The county's objections to a U.S. Fish and Wildlife Service proposal to designate the entire plain — from Windsor Creek to northern Petaluma and from Highway 116 to Petaluma Hill Road — are outlined in a letter issued by county supervisors.
County officials say environmental studies have turned up evidence of tiger salamanders only in a much smaller zone, about 17,000 acres from Guerneville to Pepper roads and from Llano Road to Highway 101.
“The county believes that the proposed rule would designate an area that is far broader than can be justified by the current scientific information on the distribution and abundance of the species,” board chairman Paul Kelley wrote in a letter to federal officials.

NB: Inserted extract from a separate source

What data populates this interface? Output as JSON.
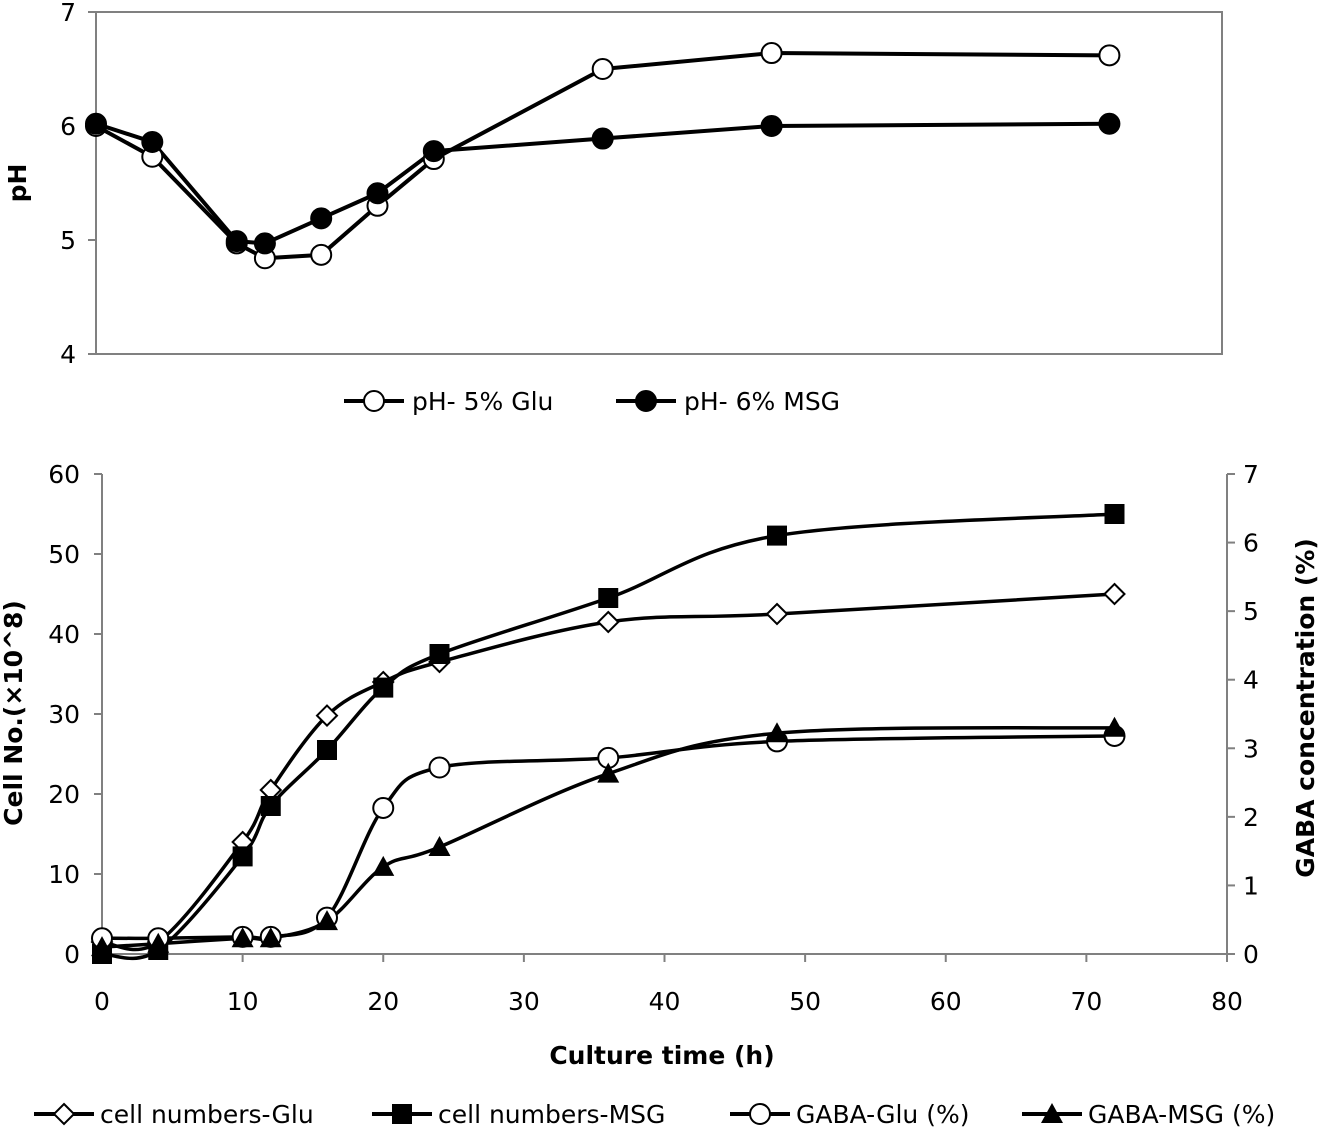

The county's statement on critical habitat designation is one of many being filed in advance of an Oct. 19 deadline for public comment on the federal proposal. The federal agency was forced, by settlement terms of a lawsuit filed by an environmental group, to roll back local attempts to create a smaller salamander habitat zone and to return to a 2005 plan for the entire 74,000 acres.
After collecting public comment and issuing an economic analysis of critical habitat designation, the federal agency intends to make a decision on the zone of protection by July 1, 2011.
Suzanne Doyle, a Sierra Club official in Sonoma County, said Thursday she still was drafting the group's proposals, which have not been approved by its governing board. However, she said the Sierra Club believes the final federal rules should include creation of an agency to monitor tiger salamander preservation efforts and should prohibit replacement of agricultural land with vineyards because the reptiles don't survive among the grapes.
“One thing I can say is that the status quo doesn't provide enough protection,” Doyle said. “
Doyle said many in the Sierra Club are critical of the Conservation Strategy plan advocated by the county that proposed 17,000 acres as critical habitat.
Settlement of the lawsuit last August put an end to the group of development industry, environmental and government leaders called Santa Rosa Plain Conservation Strategy. Their plan attempted to streamline the permit process and establish mitigation banks for habitat preservation.
“Conservation Strategy ended up shrinking the actually protected area to 4,000 or 5,000 acres and it set critical habitat back to zero,” Doyle said.
However, county officials say their Conservation Strategy plan was based on salamander surveys that “have now been completed on the Santa Rosa Plain with negative results, according to Kelley's letter.
Surveys have not found evidence of the animal north of Mark West Creek, west of the Laguna de Santa Rosa, east of Highway 101, nor in the Petaluma area, according to county officials.
While the federal agency studies the issue, officials in Sonoma County and Santa Rosa say they will continue to adhere to Conservation Strategy guidelines that regulate intrusion of development into tiger salamander habitat such as upland burrows and seasonal pools and ponds.
Although the poor economy has largely halted development, some developers have been funding mitigation banks that improve habitat near their sites.
Susan K. Moore, field supervisor with the Fish and Wildlife Service office in Sacramento, said that because Conservation Strategy's goal was tiger salamander recovery, the plan remains laudable although settlement of the lawsuit put the entire effort on hold.
However, she said “we believe that designation of critical habitat is unlikely to require substantial deviation” from Conservation Strategy's proposed regulations.